Fusco took the stand and told Mr Justice Finnegan he had lived at his own home in Tralee for six weeks after the 1998 Supreme Court judgment approving his extradition to serve a sentence for murdering an SAS officer.
He then moved to his brother's house in Dublin's Coolock and worked as a part-time builder. He said he carried the false ID cards to avoid putting gardaí in the position of having to arrest him if he was stopped at a checkpoint. He felt if they wanted to arrest him, they would have done so in the six weeks after he lost his Supreme Court case.

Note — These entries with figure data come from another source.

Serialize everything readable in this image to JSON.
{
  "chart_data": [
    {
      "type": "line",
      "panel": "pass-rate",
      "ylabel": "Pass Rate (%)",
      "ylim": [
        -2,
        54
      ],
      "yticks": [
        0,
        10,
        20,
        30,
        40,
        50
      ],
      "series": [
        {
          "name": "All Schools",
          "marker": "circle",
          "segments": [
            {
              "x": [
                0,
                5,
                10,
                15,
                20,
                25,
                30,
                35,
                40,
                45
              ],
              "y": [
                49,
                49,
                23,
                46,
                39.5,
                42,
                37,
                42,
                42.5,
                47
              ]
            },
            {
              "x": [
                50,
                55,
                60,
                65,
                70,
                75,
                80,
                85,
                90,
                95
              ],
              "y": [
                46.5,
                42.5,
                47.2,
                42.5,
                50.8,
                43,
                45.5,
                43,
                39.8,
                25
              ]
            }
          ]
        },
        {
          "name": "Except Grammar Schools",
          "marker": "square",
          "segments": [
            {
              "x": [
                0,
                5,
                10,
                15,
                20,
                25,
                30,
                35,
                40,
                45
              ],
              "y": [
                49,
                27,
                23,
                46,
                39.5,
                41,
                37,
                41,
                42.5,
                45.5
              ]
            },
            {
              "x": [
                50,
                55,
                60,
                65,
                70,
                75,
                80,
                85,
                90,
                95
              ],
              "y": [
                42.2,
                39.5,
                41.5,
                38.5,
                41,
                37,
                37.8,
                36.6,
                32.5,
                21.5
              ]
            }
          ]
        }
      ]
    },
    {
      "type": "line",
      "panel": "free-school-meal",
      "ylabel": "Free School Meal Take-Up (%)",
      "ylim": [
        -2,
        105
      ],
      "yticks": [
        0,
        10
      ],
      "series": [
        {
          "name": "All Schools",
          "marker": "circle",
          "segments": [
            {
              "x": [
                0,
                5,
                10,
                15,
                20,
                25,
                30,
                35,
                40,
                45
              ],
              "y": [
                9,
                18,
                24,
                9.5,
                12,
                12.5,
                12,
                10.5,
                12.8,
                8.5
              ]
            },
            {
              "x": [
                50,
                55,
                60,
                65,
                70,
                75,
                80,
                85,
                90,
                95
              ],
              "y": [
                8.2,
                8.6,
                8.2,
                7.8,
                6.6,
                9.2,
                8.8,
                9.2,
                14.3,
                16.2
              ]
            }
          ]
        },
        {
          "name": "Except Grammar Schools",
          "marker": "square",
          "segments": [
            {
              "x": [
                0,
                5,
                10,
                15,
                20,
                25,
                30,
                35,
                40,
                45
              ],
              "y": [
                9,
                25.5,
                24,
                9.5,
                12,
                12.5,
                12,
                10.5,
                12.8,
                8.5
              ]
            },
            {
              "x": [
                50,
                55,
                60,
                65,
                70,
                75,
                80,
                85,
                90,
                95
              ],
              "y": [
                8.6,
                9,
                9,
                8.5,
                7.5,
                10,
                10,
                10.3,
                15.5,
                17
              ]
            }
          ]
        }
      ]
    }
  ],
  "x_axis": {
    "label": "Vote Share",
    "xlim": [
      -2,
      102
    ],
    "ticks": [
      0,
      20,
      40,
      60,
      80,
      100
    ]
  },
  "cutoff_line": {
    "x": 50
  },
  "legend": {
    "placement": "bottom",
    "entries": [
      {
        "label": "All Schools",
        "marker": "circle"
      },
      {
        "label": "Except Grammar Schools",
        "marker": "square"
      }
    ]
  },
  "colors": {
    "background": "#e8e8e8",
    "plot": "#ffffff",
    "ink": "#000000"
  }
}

He also said it would not be in his interest to abscond while on bail because he believed he would serve no more than six months if he was sent back to the North.
The judge said he was concerned that Fusco was able to get false ID and was willing to use it.
He had to balance the likelihood of his absconding against the question of the likely period of detention before a full hearing being ``oppressive''.
He did not think a two or three month adjournment would be oppressive.
The disturbance outside the court after the hearing lasted a few minutes. A number of garda hats were knocked to the ground but no arrests were made and order was quickly restored once the prison car drove clear from the scene on Dublin's Chancery Street.
Sinn Fein negotiator Martin Ferris said: ``Obviously we are very disappointed that Angelo Fusco was unable to get bail here today.
``The pursuance of the State warrant in attempting to extradite Angelo Fusco has created enormous anger and frustration within republicans and nationalists.
``Ultimate responsibility lies with the Dublin Government and the Minister for Justice. This morning and throughout this week, we have called on them to rescind the warrants.
``The events of pursuing the warrant has created a lack of confidence, confidence that had been built up over a number of weeks and months around the implementation of the Good Friday Agreement. And it is necessary to restore that confidence.
``The man has spent 12 years in prison and it doesn't make sense at this time for the Dublin Government to attempt to extradite Angelo back to the Six Counties when the prisoners are now being released ... when we have seen 15 prisoners released on Christmas week from Castlerea. There is no logical understanding for it,'' said Mr Ferris.